As Heim climbed from his truck, the emotion was unmistakable.
“I’m just so grateful to be where I’m at,” Heim said. “TRICON Garage, Toyota, Safelite, Mobil 1, Yahoo, Celsius, everyone who believed in me. This whole playoff stretch has been incredibly stressful. This is a huge relief.”
That pressure had followed Heim into Phoenix. Entering the finale, the 23-year-old from Marietta, Georgia, had already won 11 times in 24 starts. His victory Friday night made it 12 wins on the season, a new series record.
Heim also etched his name into the record book in other ways. When he took the lead on Lap 22, he completed the rare feat of leading at least one lap in every Truck Series race that season. He finished the year with 1,625 laps led, surpassing Mike Skinner’s long-standing mark from 1996.
“No matter what, nobody was going to beat me tonight,” Heim said. “We weren’t perfect in practice or qualifying, but I trust Scott Zipadelli completely. He put me in position, and I just drove it as hard as I could.”
Ironically, Heim’s path to the title reopened late.

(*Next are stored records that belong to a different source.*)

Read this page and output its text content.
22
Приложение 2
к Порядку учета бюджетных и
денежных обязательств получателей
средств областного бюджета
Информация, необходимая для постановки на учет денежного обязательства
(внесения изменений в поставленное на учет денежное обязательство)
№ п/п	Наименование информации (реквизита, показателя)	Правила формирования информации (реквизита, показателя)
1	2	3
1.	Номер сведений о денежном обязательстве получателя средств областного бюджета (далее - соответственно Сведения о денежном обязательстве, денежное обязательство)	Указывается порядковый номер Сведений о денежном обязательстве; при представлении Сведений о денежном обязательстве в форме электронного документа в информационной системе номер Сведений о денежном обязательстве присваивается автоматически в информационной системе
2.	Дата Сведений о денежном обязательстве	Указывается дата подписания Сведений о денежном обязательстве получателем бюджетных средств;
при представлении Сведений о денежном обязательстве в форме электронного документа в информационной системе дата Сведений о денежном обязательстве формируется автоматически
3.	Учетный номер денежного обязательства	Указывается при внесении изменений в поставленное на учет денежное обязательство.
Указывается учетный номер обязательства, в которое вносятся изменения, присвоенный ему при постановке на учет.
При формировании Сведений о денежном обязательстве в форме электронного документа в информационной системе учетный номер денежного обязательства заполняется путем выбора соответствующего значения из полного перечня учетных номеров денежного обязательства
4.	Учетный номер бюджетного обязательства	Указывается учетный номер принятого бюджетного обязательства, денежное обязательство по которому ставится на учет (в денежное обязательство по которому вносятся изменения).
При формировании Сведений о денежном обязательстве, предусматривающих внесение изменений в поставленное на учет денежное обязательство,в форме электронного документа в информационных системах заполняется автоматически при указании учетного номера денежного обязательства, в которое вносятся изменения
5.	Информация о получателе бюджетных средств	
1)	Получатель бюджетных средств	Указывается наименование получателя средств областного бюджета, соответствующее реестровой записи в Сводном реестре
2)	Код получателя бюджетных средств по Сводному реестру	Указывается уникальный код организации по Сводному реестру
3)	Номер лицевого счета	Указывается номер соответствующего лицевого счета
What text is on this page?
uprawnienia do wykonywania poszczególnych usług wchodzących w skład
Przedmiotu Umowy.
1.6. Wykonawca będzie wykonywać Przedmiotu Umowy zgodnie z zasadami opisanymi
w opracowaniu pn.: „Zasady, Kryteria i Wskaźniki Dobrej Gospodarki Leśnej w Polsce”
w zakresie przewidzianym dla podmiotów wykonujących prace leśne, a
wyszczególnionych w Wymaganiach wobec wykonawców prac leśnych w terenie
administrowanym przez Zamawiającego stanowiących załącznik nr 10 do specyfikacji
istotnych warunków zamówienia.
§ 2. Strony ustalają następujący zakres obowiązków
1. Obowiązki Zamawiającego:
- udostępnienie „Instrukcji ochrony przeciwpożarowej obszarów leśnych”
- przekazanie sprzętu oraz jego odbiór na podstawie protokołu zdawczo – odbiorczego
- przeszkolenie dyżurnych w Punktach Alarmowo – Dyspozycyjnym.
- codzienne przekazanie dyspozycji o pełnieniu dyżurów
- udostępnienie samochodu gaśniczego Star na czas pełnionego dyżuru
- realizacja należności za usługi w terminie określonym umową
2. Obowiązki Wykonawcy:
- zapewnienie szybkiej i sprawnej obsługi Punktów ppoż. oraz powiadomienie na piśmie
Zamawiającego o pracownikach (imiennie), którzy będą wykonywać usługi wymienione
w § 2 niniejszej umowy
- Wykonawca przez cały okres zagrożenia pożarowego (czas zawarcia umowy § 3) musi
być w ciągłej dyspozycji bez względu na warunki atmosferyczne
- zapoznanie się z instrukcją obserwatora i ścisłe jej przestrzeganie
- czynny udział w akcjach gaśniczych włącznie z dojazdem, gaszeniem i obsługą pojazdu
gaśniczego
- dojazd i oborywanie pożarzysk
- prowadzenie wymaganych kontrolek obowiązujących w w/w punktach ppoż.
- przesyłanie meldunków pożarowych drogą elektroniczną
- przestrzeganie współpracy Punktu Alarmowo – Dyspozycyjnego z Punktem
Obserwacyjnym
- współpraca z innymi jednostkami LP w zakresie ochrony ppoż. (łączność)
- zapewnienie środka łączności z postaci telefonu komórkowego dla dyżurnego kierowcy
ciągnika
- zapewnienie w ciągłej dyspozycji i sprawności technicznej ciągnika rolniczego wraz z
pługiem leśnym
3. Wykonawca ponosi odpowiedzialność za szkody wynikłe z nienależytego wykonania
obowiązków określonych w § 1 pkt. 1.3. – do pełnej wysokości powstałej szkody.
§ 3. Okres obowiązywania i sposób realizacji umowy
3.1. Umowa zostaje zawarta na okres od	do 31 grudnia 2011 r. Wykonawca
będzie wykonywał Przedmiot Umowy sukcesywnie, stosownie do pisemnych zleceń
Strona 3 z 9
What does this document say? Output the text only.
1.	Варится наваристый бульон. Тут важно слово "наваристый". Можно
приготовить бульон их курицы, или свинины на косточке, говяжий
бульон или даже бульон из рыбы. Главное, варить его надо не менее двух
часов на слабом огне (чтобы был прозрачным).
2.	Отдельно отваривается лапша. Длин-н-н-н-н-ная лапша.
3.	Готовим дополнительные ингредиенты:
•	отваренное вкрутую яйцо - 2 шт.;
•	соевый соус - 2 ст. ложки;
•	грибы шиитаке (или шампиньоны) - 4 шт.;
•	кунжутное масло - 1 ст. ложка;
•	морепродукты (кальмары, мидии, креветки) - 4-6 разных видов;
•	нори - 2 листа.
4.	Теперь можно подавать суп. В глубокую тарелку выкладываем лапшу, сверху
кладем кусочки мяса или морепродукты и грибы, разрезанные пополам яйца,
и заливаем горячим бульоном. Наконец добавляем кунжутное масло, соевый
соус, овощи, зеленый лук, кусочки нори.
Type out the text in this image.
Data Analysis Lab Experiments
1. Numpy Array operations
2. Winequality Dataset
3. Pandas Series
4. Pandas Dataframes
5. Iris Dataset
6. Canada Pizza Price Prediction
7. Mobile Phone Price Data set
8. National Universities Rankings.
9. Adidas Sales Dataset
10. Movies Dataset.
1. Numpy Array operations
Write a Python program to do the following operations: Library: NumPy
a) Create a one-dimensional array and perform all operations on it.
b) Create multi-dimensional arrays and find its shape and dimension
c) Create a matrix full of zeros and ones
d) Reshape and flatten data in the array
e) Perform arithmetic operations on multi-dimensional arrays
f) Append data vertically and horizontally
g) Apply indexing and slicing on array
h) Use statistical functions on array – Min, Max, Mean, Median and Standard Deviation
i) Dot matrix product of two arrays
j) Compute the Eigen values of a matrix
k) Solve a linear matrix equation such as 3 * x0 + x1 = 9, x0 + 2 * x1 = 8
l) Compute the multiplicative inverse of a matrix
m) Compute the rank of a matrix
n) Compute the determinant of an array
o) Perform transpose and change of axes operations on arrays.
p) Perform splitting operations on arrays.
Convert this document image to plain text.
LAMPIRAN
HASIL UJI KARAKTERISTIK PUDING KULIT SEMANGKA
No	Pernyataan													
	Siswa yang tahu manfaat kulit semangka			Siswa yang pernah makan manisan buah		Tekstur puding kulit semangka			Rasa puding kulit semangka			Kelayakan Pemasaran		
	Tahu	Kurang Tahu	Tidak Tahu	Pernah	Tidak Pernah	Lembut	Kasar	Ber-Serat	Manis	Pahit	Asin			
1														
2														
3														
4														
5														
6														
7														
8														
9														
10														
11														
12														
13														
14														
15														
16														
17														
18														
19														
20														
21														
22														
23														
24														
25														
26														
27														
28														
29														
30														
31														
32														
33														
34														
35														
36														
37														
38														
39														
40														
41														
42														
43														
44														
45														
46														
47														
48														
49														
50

Connor Mosack’s crash into the Turn 4 wall with just over two laps remaining erased a narrow lead held by Layne Riggs, who was still in contention for the owners’ championship despite missing the Championship 4. Had the race stayed green, Riggs and Heim might have split the titles.
Instead, overtime reset everything.
Majeski came up just short in his attempt to repeat as champion.
“We were really close,” Majeski said. “At times, I felt like we were actually better than the 11. I just couldn’t get the restart I needed.”
Kaden Honeycutt rebounded from a first-lap restart penalty to finish third, while Riggs settled for fourth. Rajah Caruth rounded out the top five, followed by Jake Garcia, Corey LaJoie, Chandler Smith, Tyler Reif, and Jack Wood.
The night also marked the end of an era. Veteran Matt Crafton finished 13th in his final full-time NASCAR start, closing the book on a storied Truck Series career.
For Heim, however, it was the beginning of something bigger. After two seasons of heartbreak, the weight was finally gone, replaced by a championship earned the hardest way possible.